Israeli Success in Atlanta
Other Israeli technology companies have also found enduring success in Atlanta. Given Imaging, (NASDAQ: GIVN), a world leader in specialty GI products and the pioneer of capsule endoscopy,
is based in Yokneam, Israel and chose Atlanta for its North American headquarters in 2001.
“Atlanta is an ideal location for Israeli companies to expand their North American footprint,” said Skip Baldino, president – Americas, Given Imaging, Inc. “Atlanta offers close proximity to world renowned universities, a large trained workforce, many of the leading U.S. medical centers and facilities and a business community that is very supportive of Israeli companies. I encourage both U.S. and Israeli companies to participate in this year’s Healthcare IT Business Exchange.”

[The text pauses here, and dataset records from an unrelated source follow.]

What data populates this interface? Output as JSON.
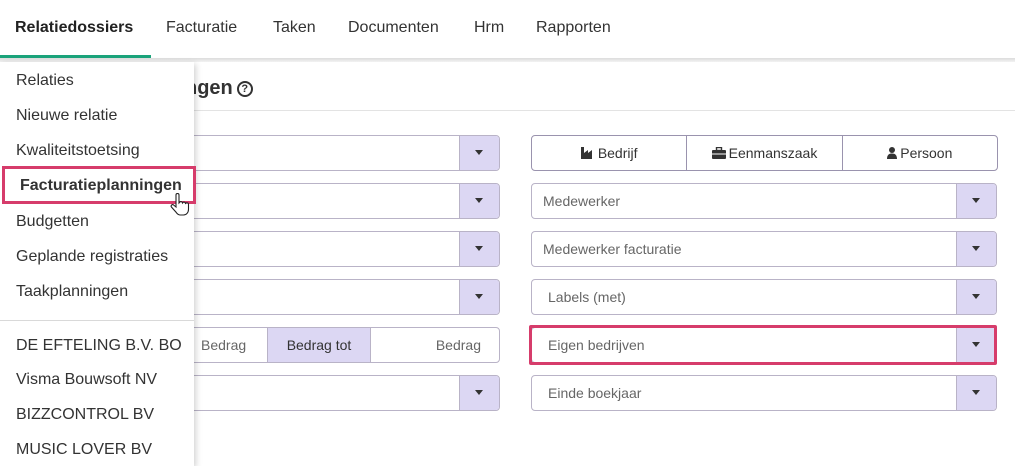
{
  "nav": {
    "tabs": [
      {
        "label": "Relatiedossiers"
      },
      {
        "label": "Facturatie"
      },
      {
        "label": "Taken"
      },
      {
        "label": "Documenten"
      },
      {
        "label": "Hrm"
      },
      {
        "label": "Rapporten"
      }
    ]
  },
  "page": {
    "title": "ngen",
    "help": "?"
  },
  "menu": {
    "items": [
      {
        "label": "Relaties"
      },
      {
        "label": "Nieuwe relatie"
      },
      {
        "label": "Kwaliteitstoetsing"
      },
      {
        "label": "Facturatieplanningen"
      },
      {
        "label": "Budgetten"
      },
      {
        "label": "Geplande registraties"
      },
      {
        "label": "Taakplanningen"
      }
    ],
    "recent": [
      {
        "label": "DE EFTELING B.V. BO"
      },
      {
        "label": "Visma Bouwsoft NV"
      },
      {
        "label": "BIZZCONTROL BV"
      },
      {
        "label": "MUSIC LOVER BV"
      }
    ]
  },
  "filters": {
    "type_buttons": [
      {
        "label": "Bedrijf",
        "icon": "factory-icon"
      },
      {
        "label": "Eenmanszaak",
        "icon": "briefcase-icon"
      },
      {
        "label": "Persoon",
        "icon": "person-icon"
      }
    ],
    "medewerker": "Medewerker",
    "medewerker_facturatie": "Medewerker facturatie",
    "labels": "Labels (met)",
    "eigen_bedrijven": "Eigen bedrijven",
    "einde_boekjaar": "Einde boekjaar",
    "amount": {
      "from_placeholder": "Bedrag",
      "mode_label": "Bedrag tot",
      "to_placeholder": "Bedrag"
    }
  },
  "colors": {
    "accent": "#1aa37a",
    "dropdown_button": "#dcd7f3",
    "highlight": "#d63c6b"
  }
}
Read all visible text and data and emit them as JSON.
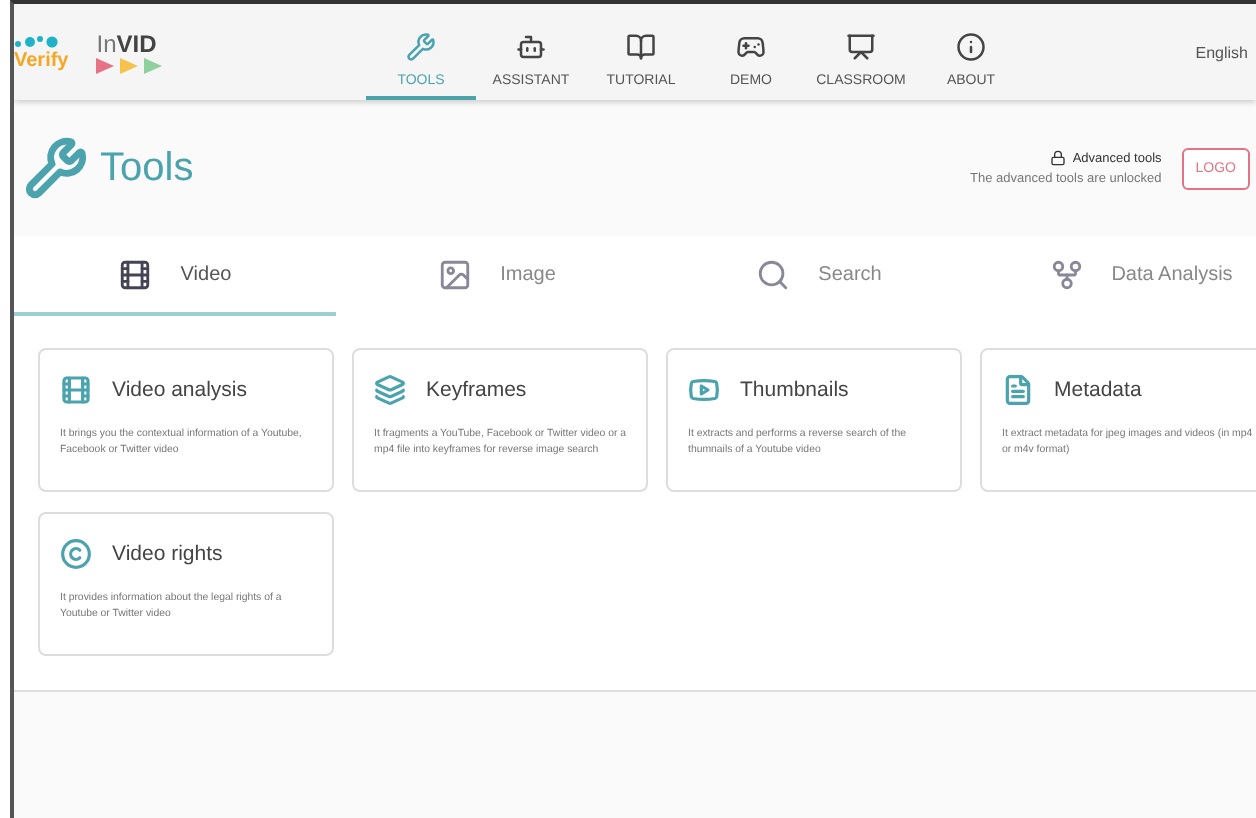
{
  "logo": {
    "verify": "Verify",
    "invid_light": "In",
    "invid_bold": "VID"
  },
  "nav": [
    {
      "kind": "wrench",
      "label": "TOOLS",
      "selected": true
    },
    {
      "kind": "robot",
      "label": "ASSISTANT",
      "selected": false
    },
    {
      "kind": "book",
      "label": "TUTORIAL",
      "selected": false
    },
    {
      "kind": "gamepad",
      "label": "DEMO",
      "selected": false
    },
    {
      "kind": "classroom",
      "label": "CLASSROOM",
      "selected": false
    },
    {
      "kind": "info",
      "label": "ABOUT",
      "selected": false
    }
  ],
  "language": "English",
  "page_title": "Tools",
  "advanced": {
    "label": "Advanced tools",
    "status": "The advanced tools are unlocked",
    "button": "LOGO"
  },
  "tabs": [
    {
      "kind": "film",
      "label": "Video",
      "selected": true
    },
    {
      "kind": "image",
      "label": "Image",
      "selected": false
    },
    {
      "kind": "search",
      "label": "Search",
      "selected": false
    },
    {
      "kind": "fork",
      "label": "Data Analysis",
      "selected": false
    }
  ],
  "cards": [
    {
      "kind": "film",
      "title": "Video analysis",
      "description": "It brings you the contextual information of a Youtube, Facebook or Twitter video"
    },
    {
      "kind": "frames",
      "title": "Keyframes",
      "description": "It fragments a YouTube, Facebook or Twitter video or a mp4 file into keyframes for reverse image search"
    },
    {
      "kind": "play",
      "title": "Thumbnails",
      "description": "It extracts and performs a reverse search of the thumnails of a Youtube video"
    },
    {
      "kind": "file",
      "title": "Metadata",
      "description": "It extract metadata for jpeg images and videos (in mp4 or m4v format)"
    },
    {
      "kind": "copyright",
      "title": "Video rights",
      "description": "It provides information about the legal rights of a Youtube or Twitter video"
    }
  ]
}
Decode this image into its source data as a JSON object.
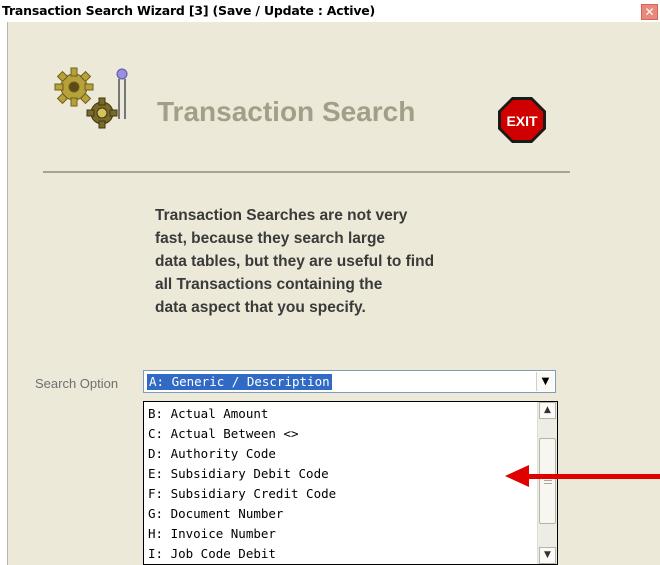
{
  "window": {
    "title": "Transaction Search Wizard [3]   (Save / Update : Active)",
    "close_glyph": "✕"
  },
  "header": {
    "heading": "Transaction Search",
    "exit_label": "EXIT",
    "logo_icon": "gears-icon"
  },
  "description": {
    "lines": [
      "Transaction Searches are not very",
      "fast, because they search large",
      "data tables, but they are useful to find",
      "all Transactions containing the",
      "data aspect that you specify."
    ]
  },
  "search": {
    "label": "Search Option",
    "selected": "A: Generic / Description",
    "arrow_glyph": "▼",
    "options": [
      "B: Actual Amount",
      "C: Actual Between <>",
      "D: Authority Code",
      "E: Subsidiary Debit Code",
      "F: Subsidiary Credit Code",
      "G: Document Number",
      "H: Invoice Number",
      "I: Job Code Debit"
    ]
  },
  "scrollbar": {
    "up_glyph": "▲",
    "down_glyph": "▼"
  },
  "colors": {
    "panel_bg": "#ece9d8",
    "heading": "#a39e88",
    "selection": "#316ac5",
    "annotation_arrow": "#e00000",
    "exit_sign": "#d10000"
  }
}
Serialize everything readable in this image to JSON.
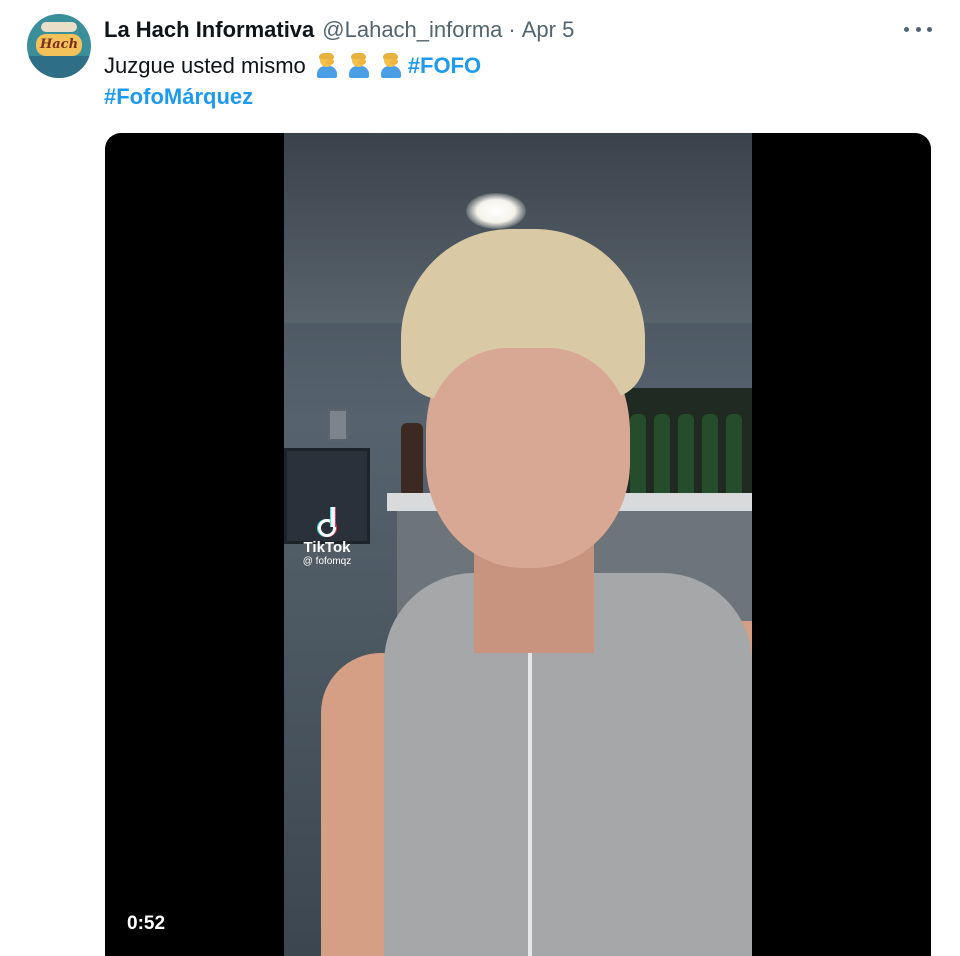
{
  "tweet": {
    "display_name": "La Hach Informativa",
    "handle": "@Lahach_informa",
    "separator": "·",
    "date": "Apr 5",
    "text": "Juzgue usted mismo",
    "emoji": [
      "man-facepalming",
      "man-facepalming",
      "man-facepalming"
    ],
    "hashtags": [
      "#FOFO",
      "#FofoMárquez"
    ],
    "avatar_text": "Hach"
  },
  "video": {
    "duration": "0:52",
    "watermark_brand": "TikTok",
    "watermark_user": "@ fofomqz"
  },
  "colors": {
    "hashtag": "#1d9bf0",
    "secondary_text": "#536471",
    "primary_text": "#0f1419"
  }
}
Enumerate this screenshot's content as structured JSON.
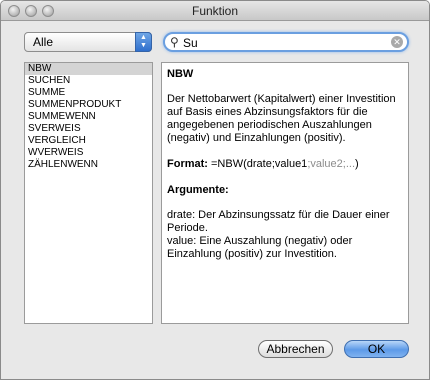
{
  "window": {
    "title": "Funktion"
  },
  "category": {
    "selected": "Alle"
  },
  "search": {
    "value": "Su"
  },
  "functions": [
    "NBW",
    "SUCHEN",
    "SUMME",
    "SUMMENPRODUKT",
    "SUMMEWENN",
    "SVERWEIS",
    "VERGLEICH",
    "WVERWEIS",
    "ZÄHLENWENN"
  ],
  "selected_function": "NBW",
  "description": {
    "title": "NBW",
    "body": "Der Nettobarwert (Kapitalwert) einer Investition auf Basis eines Abzinsungsfaktors für die angegebenen periodischen Auszahlungen (negativ) und Einzahlungen (positiv).",
    "format_label": "Format:",
    "format_main": " =NBW(drate;value1",
    "format_optional": ";value2;...",
    "format_close": ")",
    "arguments_title": "Argumente:",
    "arg1": "drate: Der Abzinsungssatz für die Dauer einer Periode.",
    "arg2": "value: Eine Auszahlung (negativ) oder Einzahlung (positiv) zur Investition."
  },
  "buttons": {
    "cancel": "Abbrechen",
    "ok": "OK"
  },
  "colors": {
    "accent": "#5d9ae8",
    "selection": "#d4d4d4",
    "optional_text": "#8c8c8c"
  }
}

Kobi Margolin, co-chair of the event, seconds that remark. Currently CEO of an Atlanta-based health IT company, Clinigence, Margolin originally came to Atlanta several years ago to run the U.S. operations of an Israeli company, Algotec that was eventually acquired by Kodak.
“My own experiences, first at Algotec and now with Clinigence, emphasize Atlanta’s welcoming business environment and the wealth of healthcare IT opportunities that abound throughout the state and region,” Margolin said. “The Business Exchange is our way of paying it forward to the U.S. market. Israeli companies have so much to share with their American counterparts in terms of unique technology and innovative solutions to healthcare’s most pressing challenges.”
Assa Reichert, who serves as the Israel chair of the event, observed, “The Business Exchange brings together the best of Israel innovation with the firepower of America’s most respected healthcare IT companies and users. The result is an unprecedented opportunity for participating companies from both countries to forge dynamic partnerships that have the potential for changing the healthcare IT landscape.” Reichert is executive vice president at HealSis Ltd., an Israeli healthcare consultancy.
For more information about the 2011 U.S.-Israel Health IT Business Exchange and to apply to participate, visit the event’s website at www.usisraelexchange.com .
About the American-Israel Chamber of Commerce
The American-Israel Chamber of Commerce (AICC) is a bi-national business association with the mission of increasing economic development by fostering understanding, cooperation and business relationships between Israel and the Southeast. Since its founding in 1993, AICC has been involved in completed transactions valued at more than $950 million, creating jobs and benefiting the economies of both Israel and the Southeast. AICC targets a range of projects involving import, export, research and development, direct investment and joint ventures. Key areas of focus include software, telecommunications and energy.